A Non-Debate Using Non-Facts to Stir Up the Ignorant

Here in Amerika we swim in a cesspool of sanctioned criminality.

It  reaches its apex of absurdity when we demand prosecution of those who show us evidence of how we violate our own laws, our own Constitution.

And even as these perversions worsen, our media are complicit in a companion crime: the abuse and corruption of our very language into an Orwellian tool of doublespeak.

All of this is manifest in the Wikileaks "debate" -- which is not a debate at  all, but a manufactured hoo-haw in which the media  cheerlead the excuses of a government that has been caught with its pants down.

What's to debate? 

The documents are authentic.  No one disputes that.

If they expose criminal acts by our government and those acting on its orders, DO NOT PROSECUTE the perpetrators.  Instead, muscle a friendly government into trumping up rape charges against the messenger, tracking him down, and jailing him without bail or formal charges. These are criminal non-justice procedures that constitute the New American Way, like reserving to the executive branch the authority to order the  extra-judicial assassination of American citizens. "Gimme an A," the cheerleaders shout.
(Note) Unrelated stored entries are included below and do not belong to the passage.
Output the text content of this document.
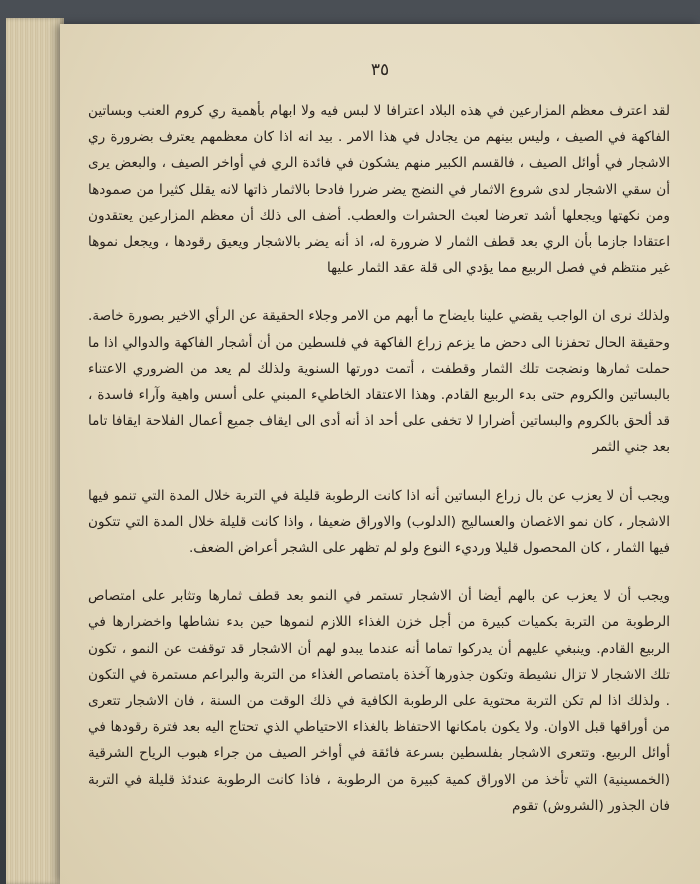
٣٥

لقد اعترف معظم المزارعين في هذه البلاد اعترافا لا لبس فيه ولا ابهام بأهمية ري كروم العنب وبساتين الفاكهة في الصيف ، وليس بينهم من يجادل في هذا الامر . بيد انه اذا كان معظمهم يعترف بضرورة ري الاشجار في أوائل الصيف ، فالقسم الكبير منهم يشكون في فائدة الري في أواخر الصيف ، والبعض يرى أن سقي الاشجار لدى شروع الاثمار في النضج يضر ضررا فادحا بالاثمار ذاتها لانه يقلل كثيرا من صمودها ومن نكهتها ويجعلها أشد تعرضا لعبث الحشرات والعطب. أضف الى ذلك أن معظم المزارعين يعتقدون اعتقادا جازما بأن الري بعد قطف الثمار لا ضرورة له، اذ أنه يضر بالاشجار ويعيق رقودها ، ويجعل نموها غير منتظم في فصل الربيع مما يؤدي الى قلة عقد الثمار عليها

ولذلك نرى ان الواجب يقضي علينا بايضاح ما أبهم من الامر وجلاء الحقيقة عن الرأي الاخير بصورة خاصة. وحقيقة الحال تحفزنا الى دحض ما يزعم زراع الفاكهة في فلسطين من أن أشجار الفاكهة والدوالي اذا ما حملت ثمارها ونضجت تلك الثمار وقطفت ، أتمت دورتها السنوية ولذلك لم يعد من الضروري الاعتناء بالبساتين والكروم حتى بدء الربيع القادم. وهذا الاعتقاد الخاطيء المبني على أسس واهية وآراء فاسدة ، قد ألحق بالكروم والبساتين أضرارا لا تخفى على أحد اذ أنه أدى الى ايقاف جميع أعمال الفلاحة ايقافا تاما بعد جني الثمر

ويجب أن لا يعزب عن بال زراع البساتين أنه اذا كانت الرطوبة قليلة في التربة خلال المدة التي تنمو فيها الاشجار ، كان نمو الاغصان والعساليج (الدلوب) والاوراق ضعيفا ، واذا كانت قليلة خلال المدة التي تتكون فيها الثمار ، كان المحصول قليلا ورديء النوع ولو لم تظهر على الشجر أعراض الضعف.

ويجب أن لا يعزب عن بالهم أيضا أن الاشجار تستمر في النمو بعد قطف ثمارها وتثابر على امتصاص الرطوبة من التربة بكميات كبيرة من أجل خزن الغذاء اللازم لنموها حين بدء نشاطها واخضرارها في الربيع القادم. وينبغي عليهم أن يدركوا تماما أنه عندما يبدو لهم أن الاشجار قد توقفت عن النمو ، تكون تلك الاشجار لا تزال نشيطة وتكون جذورها آخذة بامتصاص الغذاء من التربة والبراعم مستمرة في التكون . ولذلك اذا لم تكن التربة محتوية على الرطوبة الكافية في ذلك الوقت من السنة ، فان الاشجار تتعرى من أوراقها قبل الاوان. ولا يكون بامكانها الاحتفاظ بالغذاء الاحتياطي الذي تحتاج اليه بعد فترة رقودها في أوائل الربيع. وتتعرى الاشجار بفلسطين بسرعة فائقة في أواخر الصيف من جراء هبوب الرياح الشرقية (الخمسينية) التي تأخذ من الاوراق كمية كبيرة من الرطوبة ، فاذا كانت الرطوبة عندئذ قليلة في التربة فان الجذور (الشروش) تقوم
Contributing financial or other support to points of view that are not popular is a facet of free speech, which is guaranteed by the First Amendment.  If PayPal, Visa and MasterrCard close off the means for Amerikan citizens to exercise that freedom, arrest those who protest their actions. "Gimme an M . . ."

If the government issues Official Lies to refute the facts, do as Time magazine and other propaganda outlets do: publish the lies as fact.  When enlightened citizens challenge the media by showing them the truth, do as Time magazine and its sisters in sin do:  report the facts as a "side" in a "controversy."  Manufacture a "debate." "Gimme an E . . ."

Ron Paul, a conservative, libertarian, outspoken, Republican from Texas, of all places, has captured the nub of this situation.  It  came in the form of nine questions for Americans, at the end of a speech on the floor of the House of Representatives.  His nine questions are:

  • Number 1: Do the America People deserve know the truth regarding the ongoing wars in Iraq, Afghanistan, Pakistan and Yemen?
  • Number 2: Could a larger question be how can an army private access so much secret information?
  • Number 3: Why is the hostility directed at Assange, the publisher, and not at our governments failure to protect classified information?
  • Number 4: Are we getting our moneys worth of the 80 Billion dollars per year spent on intelligence gathering?
  • Number 5: Which has resulted in the greatest number of deaths: lying us into war or Wikileaks revelations or the release of the Pentagon Papers?
  • Number 6: If Assange can be convicted of a crime for publishing information that he did not steal, what does this say about the future of the first amendment and the independence of the internet?
  • Number 7: Could it be that the real reason for the near universal attacks on Wikileaks is more about secretly maintaining a seriously flawed foreign policy of empire than it is about national security?
  • Number 8: Is there not a huge difference between releasing secret information to help the enemy in a time of declared war, which is treason, and the releasing of information to expose our government lies that promote secret wars, death and corruption?
  • Number 9: Was it not once considered patriotic to stand up to our government when it is wrong?
To imagine that today's United States is a moral force, an influence for good in the greater world around us is utter self-delusion.  Intelligent people all over the world are laughing at us, laughs of derision, as we flounder like Keystone Kops, chasing figments of imagination and slipping on moral  banana peels.

Answer the nine questions.  Think especially about the answer to No. 9.